The production has played to rapt audiences on the middle, high school and college circuit in Massachusetts this year under a partnership with Blue Cross Blue Shield of Massachusetts.
'The future was something I never really cared about before,' she said. 'Now I want the world.'
“At DST, every individual’s story matters,” Shrand said, “and through those individual scenes our cast present, they come to understand that far being alone, their stories have a deep, deep resonance, particularly with the young audiences they have performed for. We see it every time each time we ask a middle or high school audience how many know someone who has lost their life to drugs….and the hands go up in silence. Far too many hands.”
“After each show we do a ‘Talk Back’ where kids will come up and ask us every question you can think of,” Emily explained. “Sometimes it’s really heartbreaking because they’ll tell you about situations in their families and they’ll ask things like, ‘How can I make my family stop?’
“Honestly, it’s kind of hard to answer. I mean you can mention programs and stuff, but a lot of times I’m left telling them the hard truth that you can lead a horse to water, but…you know.”
Emily Hamilton also leaves them with what she has come to learn over the long and lonely span of addiction that both she and family members have battled.
“I try to let them know that you can’t take on all of that alone,” she said. “There are people and programs out there that can help. But it’s always going to be hard. There’s just no other way around it.”
An integral part of the DST presentation is a basic explanation of why the adolescent brain is so susceptible to addiction. And indeed, Emily and her DST cast member and partners are never very far from that reality.
“Before each show,” she explained, “we gather together to do our ‘Roses and Thorns.’ That’s where we ask each other to talk about something good that happened over the past week, as well as something bad that happened. It’s a way for us to check on each other, to confide in each other and pull each other up.”

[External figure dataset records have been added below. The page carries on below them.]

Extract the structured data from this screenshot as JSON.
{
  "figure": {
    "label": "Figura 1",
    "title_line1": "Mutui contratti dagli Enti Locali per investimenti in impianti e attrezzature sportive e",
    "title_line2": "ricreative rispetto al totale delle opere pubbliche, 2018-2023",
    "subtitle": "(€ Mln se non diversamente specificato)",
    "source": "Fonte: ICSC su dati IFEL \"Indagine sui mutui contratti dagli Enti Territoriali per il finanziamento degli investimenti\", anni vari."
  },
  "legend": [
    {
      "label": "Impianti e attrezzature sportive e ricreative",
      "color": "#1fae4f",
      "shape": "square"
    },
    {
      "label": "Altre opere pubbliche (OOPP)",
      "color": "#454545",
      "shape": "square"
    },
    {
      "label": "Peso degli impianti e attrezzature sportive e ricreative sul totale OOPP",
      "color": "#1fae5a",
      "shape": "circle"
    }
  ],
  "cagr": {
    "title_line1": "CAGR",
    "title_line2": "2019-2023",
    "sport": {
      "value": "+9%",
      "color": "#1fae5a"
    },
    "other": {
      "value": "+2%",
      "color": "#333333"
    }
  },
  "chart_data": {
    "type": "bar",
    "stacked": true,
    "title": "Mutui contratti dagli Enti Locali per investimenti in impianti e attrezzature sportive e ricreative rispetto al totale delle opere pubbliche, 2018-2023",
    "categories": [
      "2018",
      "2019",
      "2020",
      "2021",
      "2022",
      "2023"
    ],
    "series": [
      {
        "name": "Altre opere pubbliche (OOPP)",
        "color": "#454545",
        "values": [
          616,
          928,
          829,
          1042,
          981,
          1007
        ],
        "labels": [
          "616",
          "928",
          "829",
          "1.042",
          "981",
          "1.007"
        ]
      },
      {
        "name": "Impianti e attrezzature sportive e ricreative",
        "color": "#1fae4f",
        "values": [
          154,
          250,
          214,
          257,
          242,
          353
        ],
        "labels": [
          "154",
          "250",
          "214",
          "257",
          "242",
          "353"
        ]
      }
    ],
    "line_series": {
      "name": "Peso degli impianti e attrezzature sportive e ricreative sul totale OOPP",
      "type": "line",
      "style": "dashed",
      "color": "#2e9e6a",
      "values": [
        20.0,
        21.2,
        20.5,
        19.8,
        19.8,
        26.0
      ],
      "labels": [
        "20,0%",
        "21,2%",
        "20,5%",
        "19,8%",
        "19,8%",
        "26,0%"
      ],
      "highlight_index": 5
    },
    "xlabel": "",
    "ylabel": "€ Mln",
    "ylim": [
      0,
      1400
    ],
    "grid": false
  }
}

There, surrounded by a group of friends who have each waged solitary battles with various forms of substance abuse, the cast members can confess to their struggles and relapses.
“Being a part of Drug Story Theater,” Emily said, “I’ve come to realize that battling addiction is like trying to climb Mount Everest in flip-flops. It can be an impossible journey, particularly when you are 17, and sadly – too often tragically – believe there is no choice but to go it alone.”
But in discovering a way to commit herself to the trek, Emily Hamilton has come to recognize possibility rather than hopelessness.
“The future was something I never really cared about before,” she said. “Now I want the world. I want to go to college. I’ve discovered I have a huge passion for public speaking.
“And,” she notes with an assured smile, “I’m good at it.”
It is a declaration delivered with confidence by a teen who once looked to the loneliness of a locked bathroom and the futility of a pill vial in a desperate attempt to find herself.
The journey toward self-discovery and sobriety was long and painful, but Emily Hamilton has come to understand that it is not one you can make alone.
Her embrace of Drug Story Theater and the willingness to not only share her own addiction story, but participate in the personal journeys of her fellow cast members, has convinced Emily that summoning the courage to trust in others is the first step out of the darkness.
“I think what we’re hoping to do with a performance like “The Price You Pay,” she said, “is open up an honest discussion between family members and friends. One that is hopefully free of guilt and judgment.”
Such is the wisdom of this 17-year-old survivor.